第919章 路上沒有了飢荒人
二月初五,官道上。
李辰騎馬走在最前頭。韓擎回月華城了,這次回永濟城,隻帶了李神弓和二十個護衛。
人少,走得快,馬蹄踏在官道上,揚起一溜黃土。
路還是那條路——從洛邑往東,經秀眉州,到永濟城。幾年前第一次走這條路,走了十幾天。現在路修過,寬了,平了,路上的人也不一樣了。

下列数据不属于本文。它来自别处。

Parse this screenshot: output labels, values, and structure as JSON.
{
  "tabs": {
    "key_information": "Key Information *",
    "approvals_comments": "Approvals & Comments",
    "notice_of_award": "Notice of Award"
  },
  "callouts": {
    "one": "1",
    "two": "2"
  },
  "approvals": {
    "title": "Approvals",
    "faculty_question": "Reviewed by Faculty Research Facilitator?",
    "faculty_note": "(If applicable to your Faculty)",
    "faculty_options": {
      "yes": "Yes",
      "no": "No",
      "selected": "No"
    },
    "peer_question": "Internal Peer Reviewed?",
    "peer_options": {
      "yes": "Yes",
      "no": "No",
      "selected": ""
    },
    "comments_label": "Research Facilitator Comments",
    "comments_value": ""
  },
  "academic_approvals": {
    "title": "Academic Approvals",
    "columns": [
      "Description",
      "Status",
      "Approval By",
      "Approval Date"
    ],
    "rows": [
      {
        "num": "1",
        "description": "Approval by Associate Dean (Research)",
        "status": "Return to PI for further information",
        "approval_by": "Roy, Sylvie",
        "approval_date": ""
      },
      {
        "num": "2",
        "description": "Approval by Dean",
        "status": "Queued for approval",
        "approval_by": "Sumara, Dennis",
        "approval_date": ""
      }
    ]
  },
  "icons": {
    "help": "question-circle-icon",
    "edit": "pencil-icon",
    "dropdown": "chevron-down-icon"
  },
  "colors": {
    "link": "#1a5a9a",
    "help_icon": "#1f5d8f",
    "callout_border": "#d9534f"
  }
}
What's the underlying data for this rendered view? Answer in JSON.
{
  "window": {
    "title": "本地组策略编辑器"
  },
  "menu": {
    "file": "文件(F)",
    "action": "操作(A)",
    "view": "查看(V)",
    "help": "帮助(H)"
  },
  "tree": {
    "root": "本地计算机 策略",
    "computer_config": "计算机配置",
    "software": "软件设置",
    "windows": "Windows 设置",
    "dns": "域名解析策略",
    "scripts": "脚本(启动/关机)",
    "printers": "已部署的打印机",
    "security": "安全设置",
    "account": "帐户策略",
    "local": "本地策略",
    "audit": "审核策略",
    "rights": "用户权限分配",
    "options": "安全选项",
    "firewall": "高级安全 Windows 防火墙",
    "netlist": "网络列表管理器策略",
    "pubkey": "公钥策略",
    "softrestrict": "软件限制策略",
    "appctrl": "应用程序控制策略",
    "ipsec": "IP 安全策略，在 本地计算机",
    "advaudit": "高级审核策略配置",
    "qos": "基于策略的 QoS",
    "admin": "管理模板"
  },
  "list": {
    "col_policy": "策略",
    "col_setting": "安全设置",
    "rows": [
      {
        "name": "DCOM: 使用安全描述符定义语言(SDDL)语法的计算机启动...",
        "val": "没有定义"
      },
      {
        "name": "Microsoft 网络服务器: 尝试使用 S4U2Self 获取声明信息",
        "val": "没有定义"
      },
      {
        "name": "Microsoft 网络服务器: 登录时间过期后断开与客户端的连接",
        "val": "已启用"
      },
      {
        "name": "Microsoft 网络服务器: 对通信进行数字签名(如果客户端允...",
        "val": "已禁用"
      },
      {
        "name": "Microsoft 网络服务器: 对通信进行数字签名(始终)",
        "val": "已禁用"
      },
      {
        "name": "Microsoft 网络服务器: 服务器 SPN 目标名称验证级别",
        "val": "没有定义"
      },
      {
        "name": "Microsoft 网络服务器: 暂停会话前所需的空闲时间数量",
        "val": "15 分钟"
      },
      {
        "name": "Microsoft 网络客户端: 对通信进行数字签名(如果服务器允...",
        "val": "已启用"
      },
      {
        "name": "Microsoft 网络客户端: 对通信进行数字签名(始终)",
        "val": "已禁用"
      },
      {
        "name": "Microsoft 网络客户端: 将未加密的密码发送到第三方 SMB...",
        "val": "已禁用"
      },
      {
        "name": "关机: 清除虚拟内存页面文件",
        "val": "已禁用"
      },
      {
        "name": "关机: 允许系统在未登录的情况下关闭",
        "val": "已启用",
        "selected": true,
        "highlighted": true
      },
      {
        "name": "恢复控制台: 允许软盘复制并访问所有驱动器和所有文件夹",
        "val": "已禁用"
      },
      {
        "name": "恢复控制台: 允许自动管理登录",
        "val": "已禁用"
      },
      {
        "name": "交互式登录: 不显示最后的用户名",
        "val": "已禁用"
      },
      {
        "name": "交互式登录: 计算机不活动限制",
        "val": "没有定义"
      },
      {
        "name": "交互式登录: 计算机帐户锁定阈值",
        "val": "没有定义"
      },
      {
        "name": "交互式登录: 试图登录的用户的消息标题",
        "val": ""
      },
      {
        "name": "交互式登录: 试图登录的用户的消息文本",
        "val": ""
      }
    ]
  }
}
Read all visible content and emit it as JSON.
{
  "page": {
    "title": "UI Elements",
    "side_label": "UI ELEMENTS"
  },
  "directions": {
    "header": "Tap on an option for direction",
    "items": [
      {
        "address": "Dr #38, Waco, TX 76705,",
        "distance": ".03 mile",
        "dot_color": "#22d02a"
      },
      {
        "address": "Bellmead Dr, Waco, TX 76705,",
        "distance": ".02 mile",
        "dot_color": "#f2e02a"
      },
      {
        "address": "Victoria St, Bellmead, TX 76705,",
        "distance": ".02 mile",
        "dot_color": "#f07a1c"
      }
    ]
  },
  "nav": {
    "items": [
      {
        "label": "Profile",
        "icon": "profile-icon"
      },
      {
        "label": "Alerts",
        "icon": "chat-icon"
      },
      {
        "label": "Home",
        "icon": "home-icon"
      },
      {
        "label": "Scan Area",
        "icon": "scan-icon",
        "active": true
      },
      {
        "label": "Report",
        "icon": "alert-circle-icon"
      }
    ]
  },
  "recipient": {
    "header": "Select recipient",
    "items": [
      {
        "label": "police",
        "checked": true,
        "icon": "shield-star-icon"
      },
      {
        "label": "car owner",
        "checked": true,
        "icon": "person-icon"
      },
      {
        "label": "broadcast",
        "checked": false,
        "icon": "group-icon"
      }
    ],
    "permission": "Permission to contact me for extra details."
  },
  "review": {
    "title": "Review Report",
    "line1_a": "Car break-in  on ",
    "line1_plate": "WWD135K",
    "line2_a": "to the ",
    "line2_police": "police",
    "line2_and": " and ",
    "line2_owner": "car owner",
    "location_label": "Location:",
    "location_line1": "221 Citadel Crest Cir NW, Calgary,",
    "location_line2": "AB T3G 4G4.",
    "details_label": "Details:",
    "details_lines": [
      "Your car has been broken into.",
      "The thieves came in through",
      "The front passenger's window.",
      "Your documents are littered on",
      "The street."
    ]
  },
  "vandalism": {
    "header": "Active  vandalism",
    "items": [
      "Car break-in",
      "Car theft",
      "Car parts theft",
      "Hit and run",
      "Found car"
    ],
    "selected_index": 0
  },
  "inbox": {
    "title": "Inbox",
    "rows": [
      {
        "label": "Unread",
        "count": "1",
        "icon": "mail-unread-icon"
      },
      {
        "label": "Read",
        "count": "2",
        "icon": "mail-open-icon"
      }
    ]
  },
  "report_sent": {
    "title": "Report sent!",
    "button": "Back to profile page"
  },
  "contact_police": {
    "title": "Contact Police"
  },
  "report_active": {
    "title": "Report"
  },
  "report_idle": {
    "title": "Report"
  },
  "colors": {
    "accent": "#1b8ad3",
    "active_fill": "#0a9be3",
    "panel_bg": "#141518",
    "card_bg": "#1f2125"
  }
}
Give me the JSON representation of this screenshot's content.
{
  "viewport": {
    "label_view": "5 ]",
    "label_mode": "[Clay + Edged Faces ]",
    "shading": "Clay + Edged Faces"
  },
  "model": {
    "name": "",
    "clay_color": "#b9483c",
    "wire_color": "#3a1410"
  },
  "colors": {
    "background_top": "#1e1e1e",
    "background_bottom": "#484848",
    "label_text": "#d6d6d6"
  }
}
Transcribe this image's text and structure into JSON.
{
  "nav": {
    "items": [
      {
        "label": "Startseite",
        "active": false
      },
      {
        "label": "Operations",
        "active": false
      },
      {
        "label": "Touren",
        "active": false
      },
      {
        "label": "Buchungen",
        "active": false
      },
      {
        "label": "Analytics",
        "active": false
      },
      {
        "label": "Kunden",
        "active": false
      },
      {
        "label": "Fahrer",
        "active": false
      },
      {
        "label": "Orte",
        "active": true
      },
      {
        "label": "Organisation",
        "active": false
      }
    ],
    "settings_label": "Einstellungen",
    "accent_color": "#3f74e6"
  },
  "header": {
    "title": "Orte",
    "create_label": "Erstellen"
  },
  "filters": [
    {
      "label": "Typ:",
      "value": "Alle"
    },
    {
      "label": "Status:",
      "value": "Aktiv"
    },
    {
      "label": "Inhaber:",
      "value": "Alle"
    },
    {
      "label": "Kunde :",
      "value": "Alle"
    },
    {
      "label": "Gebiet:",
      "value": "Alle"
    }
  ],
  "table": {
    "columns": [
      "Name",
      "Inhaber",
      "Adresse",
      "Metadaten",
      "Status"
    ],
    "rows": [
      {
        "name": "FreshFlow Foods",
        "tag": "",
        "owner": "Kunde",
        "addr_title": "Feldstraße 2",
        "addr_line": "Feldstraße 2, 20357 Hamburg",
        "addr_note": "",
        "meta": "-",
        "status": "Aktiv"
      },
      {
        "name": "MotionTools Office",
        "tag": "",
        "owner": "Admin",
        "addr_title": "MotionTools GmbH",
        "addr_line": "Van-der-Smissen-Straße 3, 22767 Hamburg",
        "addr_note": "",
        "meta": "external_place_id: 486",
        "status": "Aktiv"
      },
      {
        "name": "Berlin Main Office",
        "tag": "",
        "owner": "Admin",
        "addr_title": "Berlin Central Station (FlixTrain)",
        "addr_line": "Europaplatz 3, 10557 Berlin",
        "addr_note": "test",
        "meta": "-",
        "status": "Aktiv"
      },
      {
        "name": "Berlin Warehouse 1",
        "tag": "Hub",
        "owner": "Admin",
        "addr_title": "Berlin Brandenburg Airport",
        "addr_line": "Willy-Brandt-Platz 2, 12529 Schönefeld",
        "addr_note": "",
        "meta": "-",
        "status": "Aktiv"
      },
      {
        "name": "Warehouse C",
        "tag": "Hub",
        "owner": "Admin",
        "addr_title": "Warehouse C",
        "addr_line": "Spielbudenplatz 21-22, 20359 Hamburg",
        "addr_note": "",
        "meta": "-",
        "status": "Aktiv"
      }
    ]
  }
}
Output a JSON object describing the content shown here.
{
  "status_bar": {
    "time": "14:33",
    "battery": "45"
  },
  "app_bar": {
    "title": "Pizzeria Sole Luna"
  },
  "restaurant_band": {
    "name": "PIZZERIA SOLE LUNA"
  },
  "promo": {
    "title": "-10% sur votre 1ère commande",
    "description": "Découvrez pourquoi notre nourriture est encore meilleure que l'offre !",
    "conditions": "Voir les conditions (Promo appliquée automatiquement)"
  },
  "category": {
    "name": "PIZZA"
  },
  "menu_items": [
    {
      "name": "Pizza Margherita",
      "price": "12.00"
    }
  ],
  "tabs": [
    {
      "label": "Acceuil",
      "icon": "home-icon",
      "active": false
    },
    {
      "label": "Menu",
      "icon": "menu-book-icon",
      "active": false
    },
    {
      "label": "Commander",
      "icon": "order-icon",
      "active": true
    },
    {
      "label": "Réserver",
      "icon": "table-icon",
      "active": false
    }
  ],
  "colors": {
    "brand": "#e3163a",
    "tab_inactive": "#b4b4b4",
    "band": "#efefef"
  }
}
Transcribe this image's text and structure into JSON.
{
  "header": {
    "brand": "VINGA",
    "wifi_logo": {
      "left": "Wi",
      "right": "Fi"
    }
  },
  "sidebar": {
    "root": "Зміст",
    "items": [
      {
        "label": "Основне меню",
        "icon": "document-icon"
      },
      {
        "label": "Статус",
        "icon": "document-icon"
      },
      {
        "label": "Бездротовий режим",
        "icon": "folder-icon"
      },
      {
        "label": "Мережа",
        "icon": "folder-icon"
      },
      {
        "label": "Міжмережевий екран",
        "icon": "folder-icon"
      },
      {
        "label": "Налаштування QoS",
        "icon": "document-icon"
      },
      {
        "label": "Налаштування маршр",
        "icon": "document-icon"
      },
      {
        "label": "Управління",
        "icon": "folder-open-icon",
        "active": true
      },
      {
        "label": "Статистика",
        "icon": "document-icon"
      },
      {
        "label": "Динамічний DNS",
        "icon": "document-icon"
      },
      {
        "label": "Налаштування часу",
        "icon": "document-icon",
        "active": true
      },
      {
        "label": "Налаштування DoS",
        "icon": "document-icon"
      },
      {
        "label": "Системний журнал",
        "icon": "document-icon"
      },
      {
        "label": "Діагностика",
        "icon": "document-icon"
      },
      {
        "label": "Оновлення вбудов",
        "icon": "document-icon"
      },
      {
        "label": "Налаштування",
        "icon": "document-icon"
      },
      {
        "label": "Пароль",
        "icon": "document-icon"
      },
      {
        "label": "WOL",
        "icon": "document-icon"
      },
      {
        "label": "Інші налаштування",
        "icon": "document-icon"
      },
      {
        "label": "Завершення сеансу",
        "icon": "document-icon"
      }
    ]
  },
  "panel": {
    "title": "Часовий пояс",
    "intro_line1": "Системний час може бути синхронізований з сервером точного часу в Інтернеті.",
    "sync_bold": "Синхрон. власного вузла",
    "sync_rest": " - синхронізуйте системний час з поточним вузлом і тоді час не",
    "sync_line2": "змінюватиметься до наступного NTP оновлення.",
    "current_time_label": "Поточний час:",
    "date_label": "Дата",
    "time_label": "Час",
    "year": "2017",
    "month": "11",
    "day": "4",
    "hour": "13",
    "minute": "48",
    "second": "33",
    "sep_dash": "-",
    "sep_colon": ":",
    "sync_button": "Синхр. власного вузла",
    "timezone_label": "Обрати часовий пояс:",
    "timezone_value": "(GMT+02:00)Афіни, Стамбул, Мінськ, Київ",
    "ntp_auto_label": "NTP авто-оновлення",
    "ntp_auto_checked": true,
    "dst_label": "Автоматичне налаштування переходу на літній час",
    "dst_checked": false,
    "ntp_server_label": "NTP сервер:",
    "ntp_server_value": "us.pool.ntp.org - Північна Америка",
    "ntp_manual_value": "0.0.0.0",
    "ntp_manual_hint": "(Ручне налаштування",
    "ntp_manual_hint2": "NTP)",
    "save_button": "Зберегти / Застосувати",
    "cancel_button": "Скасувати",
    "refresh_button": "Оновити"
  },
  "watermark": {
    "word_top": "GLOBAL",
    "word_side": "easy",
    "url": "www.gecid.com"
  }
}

李辰勒住馬,站在坡上往下看。官道兩旁是大片的麥田,麥苗剛返青,綠油油的一片,鋪到天邊。田裡有農人在彎腰鋤草,三五成群,有說有笑。遠處村落的炊煙升起來,在傍晚的風裡斜斜地飄著。
「神弓,你有沒有覺得,這條路跟以前不一樣了?」
李神弓騎馬跟在後面,手裡攥著弓,沉默了一會兒。「屬下以前跟唐王走這條路,路邊蹲著不少逃難的老百姓。拖家帶口,孩子餓得直哭。有的倒在路邊,再也爬不起來。唐王把帶的乾糧全分給他們了。」
李辰點頭。「我記得。那時候我自己也餓了一整天。回去以後,口乾舌燥,從路邊水坑裡捧了口水喝,拉了兩天肚子。」
李神弓又說。「現在路邊沒有逃難的老百姓了。」
李辰放眼望去。官道兩側,除了麥田和村莊,就是偶爾路過的商隊。
一個商隊剛從對面過來,馬車上拉著布匹和糧食,車夫坐在車轅上,嘴裡哼著小調。商隊旁邊,有個瘸腿的老頭拄著拐杖,手裡端著一個破碗,靠在路邊的樹上。看見李辰一行人,老頭舉起破碗。
「大爺,行行好。給口吃的。」
李辰翻身下馬,從乾糧袋裡掏出一塊餅,走過去遞給老頭。「老人家,腿怎麼了?」
老頭接過餅,咬了一口。「打仗打的。年輕時候被抓了壯丁,腿上挨了一刀。沒死,可腿廢了。幹不了重活,隻能出來討口飯吃。」
「家裡還有別人嗎?」
老頭搖頭。「老伴前年走了。兒子被曹國征去當兵,再沒回來。剩老頭一個人。村裡給點救濟糧,不夠吃。出來討點,湊合活著。」
李辰從懷裡掏出一把銅錢,放進老頭的破碗裡。「朝廷有安置傷殘老兵的政策。永濟城有專門的地方,管吃管住管看病。你願意去嗎?」
老頭愣住了。「有這好事?老頭不知道。沒人告訴老頭。」
李辰回頭對李神弓說。「記下這個村的位置。回永濟城後,讓李小荷安排人下來,把這一帶的傷殘老兵統計一下。願意去永濟城的,接去。」
李神弓點頭。「是。」
老頭抓著餅,眼淚淌下來了。「這位老爺,您是誰?」
李辰翻身上馬。「李辰。」
老頭手裡的餅掉在地上。好半天才撿起來,用袖子擦了擦,塞進嘴裡。嘴裡塞著餅,含含糊糊地喊。「唐王!是唐王!」
李辰已經策馬走遠了。
走了三裡路,李辰又停下來。路邊有個瞎子老頭坐在石頭上,手裡拉著二胡,咿咿呀呀地拉著。二胡拉得不好,調子跑到天邊去了,可嘴裡唱的詞倒是有趣。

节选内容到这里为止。